A preventive and health promoting practice against pollution, virus or infection to the nasal cavity and sinus region
The current coronavirus pandemic has led to a surge in research around the nature of the virus and what happens in the respiratory tract. The practice of yoga, particularly Hatha yoga, has been focused on respiratory tract health, from the nasal cavity and sinuses right down to the lungs, for at least 1,000 years. Now a major scientific study published in the journal Cell has characterized specific ways the coronavirus that causes COVID-19 infects the cells of the nasal cavity to the greatest degree as it then continues to infect down the respiratory tract to a lesser degree (1).
The virus becomes firmly established in the nasal cavity. This means the nose is the primary site from which lung infections develop. According to these researchers it means that protective and therapeutic strategies to reduce the presence of the virus in the nose could be beneficial. Nasal irrigation is considered a possibly effective strategy.
Nasal irrigation is not a novel practice. It is noted as one of six specific cleansing practices in Hatha yoga, termed as Neti (2). The original reference to this practice is termed sutra neti, sutra being a string (today a rubber catheter) passed through the nostril and out the mouth to essentially stimulate and invigorate the nasal cavity. We show the detail of this practice in a video we made in 2010 below. Though highly beneficial jala neti, literally water neti, is most popular and easy to do.
The ancient text notes that these cleansing practices are highly respected for their value amongst yogis as they purify the body and yield wonderful results. Neti is said to not just clear the nasal passage but also the sinuses, improve vision, and either prevent or destroy diseases of the upper respiratory tract.

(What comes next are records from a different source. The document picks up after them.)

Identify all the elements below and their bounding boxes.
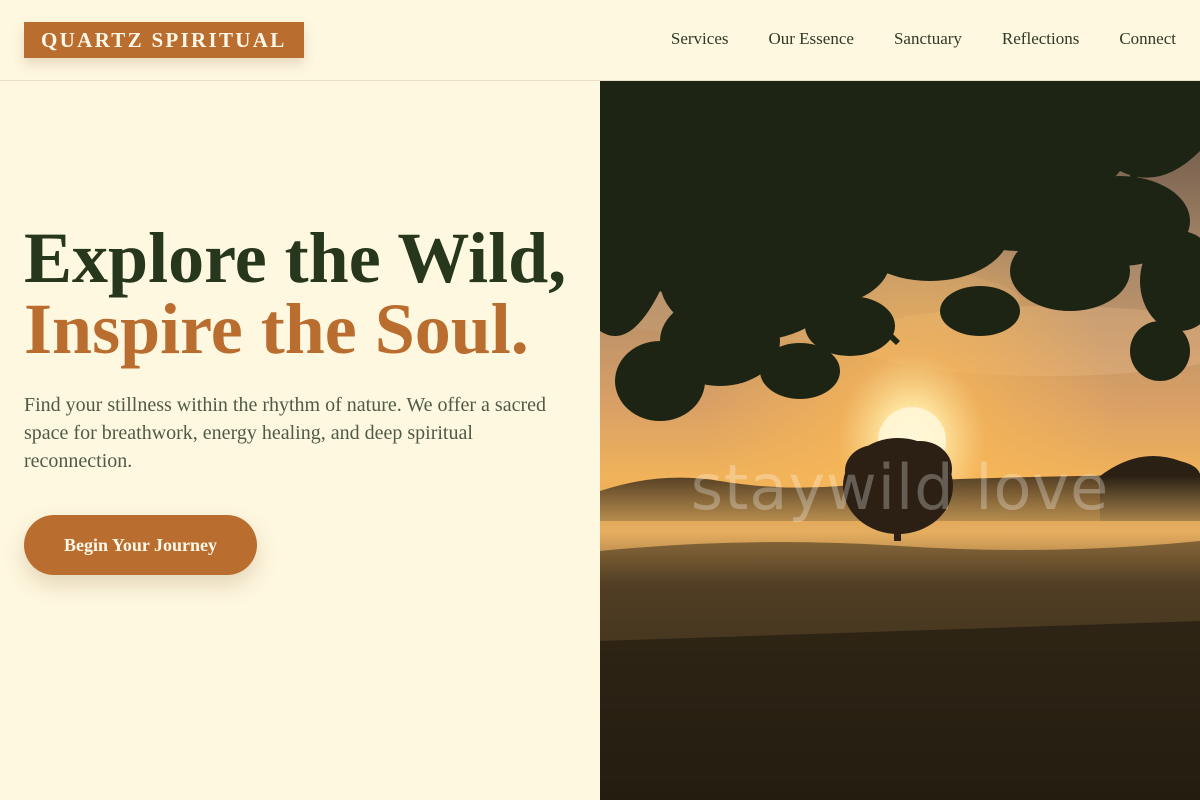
- site-header: QUARTZ SPIRITUAL Services Our Essence Sa…: [0, 0, 1200, 81]
- nav-link-connect[interactable]: Connect: [1119, 28, 1176, 50]
- image-watermark: staywild love: [690, 451, 1110, 524]
- hero-photo: staywild love: [600, 81, 1200, 800]
- headline-line-2: Inspire the Soul.: [24, 289, 529, 369]
- headline-line-1: Explore the Wild,: [24, 218, 567, 298]
- hero-headline: Explore the Wild, Inspire the Soul.: [24, 218, 567, 369]
- brand-logo[interactable]: QUARTZ SPIRITUAL: [24, 22, 304, 58]
- nav-link-reflections[interactable]: Reflections: [1002, 28, 1079, 50]
- sunrise-meadow-illustration: [600, 81, 1200, 800]
- hero-description: Find your stillness within the rhythm of…: [24, 394, 546, 472]
- main-nav: Services Our Essence Sanctuary Reflectio…: [671, 28, 1176, 50]
- nav-link-services[interactable]: Services: [671, 28, 729, 50]
- begin-journey-button[interactable]: Begin Your Journey: [24, 515, 257, 575]
- nav-link-sanctuary[interactable]: Sanctuary: [894, 28, 962, 50]
- nav-link-our-essence[interactable]: Our Essence: [768, 28, 853, 50]
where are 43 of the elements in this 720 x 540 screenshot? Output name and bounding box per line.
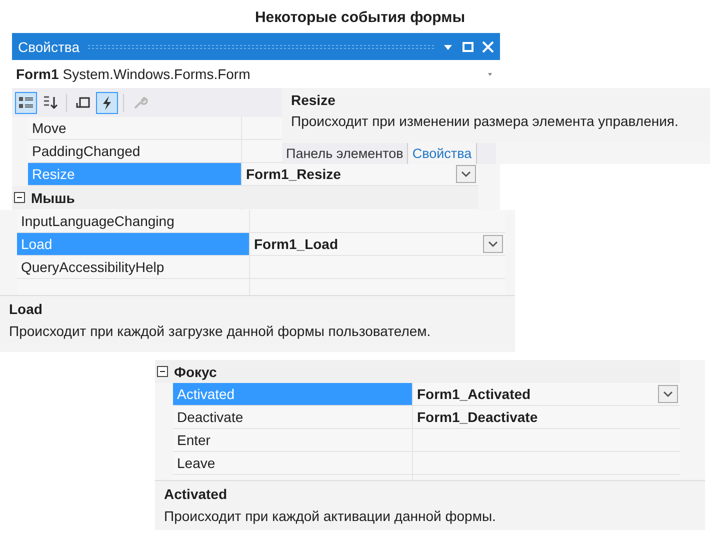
maximize-icon[interactable] xyxy=(462,40,474,52)
object-name: Form1 xyxy=(16,66,59,82)
dropdown-button[interactable] xyxy=(658,385,678,403)
slide-title: Некоторые события формы xyxy=(254,9,466,26)
event-name[interactable]: QueryAccessibilityHelp xyxy=(17,256,250,279)
description-title: Activated xyxy=(164,486,228,502)
object-type: System.Windows.Forms.Form xyxy=(62,66,250,82)
properties-page-icon xyxy=(75,94,91,110)
chevron-down-icon xyxy=(488,240,498,248)
handler-name: Form1_Activated xyxy=(417,386,531,402)
handler-name: Form1_Load xyxy=(254,236,338,252)
category-row[interactable]: Фокус xyxy=(155,360,680,383)
collapse-icon[interactable] xyxy=(157,366,168,377)
dropdown-button[interactable] xyxy=(483,235,503,253)
sort-icon xyxy=(42,94,58,110)
description-text: Происходит при каждой загрузке данной формы пользователем. xyxy=(9,323,432,339)
window-title: Свойства xyxy=(18,38,80,54)
handler-name: Form1_Resize xyxy=(246,166,341,182)
description-title: Resize xyxy=(291,92,336,108)
chevron-down-icon xyxy=(461,170,471,178)
event-name[interactable]: PaddingChanged xyxy=(28,140,242,163)
object-selector[interactable]: Form1 System.Windows.Forms.Form xyxy=(12,60,500,88)
chevron-down-icon xyxy=(663,390,673,398)
description-title: Load xyxy=(9,301,44,317)
toolbar-button[interactable] xyxy=(15,92,37,114)
close-icon[interactable] xyxy=(482,40,494,52)
category-row[interactable]: Мышь xyxy=(12,186,478,209)
event-name[interactable]: InputLanguageChanging xyxy=(17,210,250,233)
collapse-icon[interactable] xyxy=(14,192,25,203)
event-name[interactable]: Leave xyxy=(173,452,413,475)
category-label: Фокус xyxy=(174,364,217,380)
event-name[interactable]: Move xyxy=(28,117,242,140)
event-name[interactable]: Deactivate xyxy=(173,406,413,429)
handler-name: Form1_Deactivate xyxy=(417,409,538,425)
dropdown-button[interactable] xyxy=(456,165,476,183)
categorized-list-icon xyxy=(18,94,34,110)
wrench-icon xyxy=(132,94,148,110)
category-label: Мышь xyxy=(31,190,75,206)
tab[interactable]: Свойства xyxy=(408,143,477,164)
description-text: Происходит при каждой активации данной формы. xyxy=(164,508,497,524)
event-name[interactable]: Enter xyxy=(173,429,413,452)
description-text: Происходит при изменении размера элемента управления. xyxy=(291,113,680,129)
toolbar-button[interactable] xyxy=(96,92,118,114)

This has been the experience anecdotally by thousands of aspiring and practicing yogis as well as evidenced on popular media shows of late. Many use as prevention against colds and allergies. However, this landmark study is one of the first credible scientific sources to offer a valid justification for the practice.
Nasal irrigation is used in the medical world, especially with children, whereby a bulb syringe loaded with saline solution is force-squeezed through the nose. Though effective it presents a force onto the highly sensitive nasal mucosa. Jala neti pours the saline solution through the nostrils one at a time in a more agreeable way to the nasal passage. As with any of these cleansing practices rushing or being careless through bad technique leads to an ineffective outcome or discomfort. We have an updated video for you here to show the steps to do this water (jala) neti as well as the detail below.
Best of all you can do at home in your bathroom or kitchen at no cost (other than salt, water and a pot).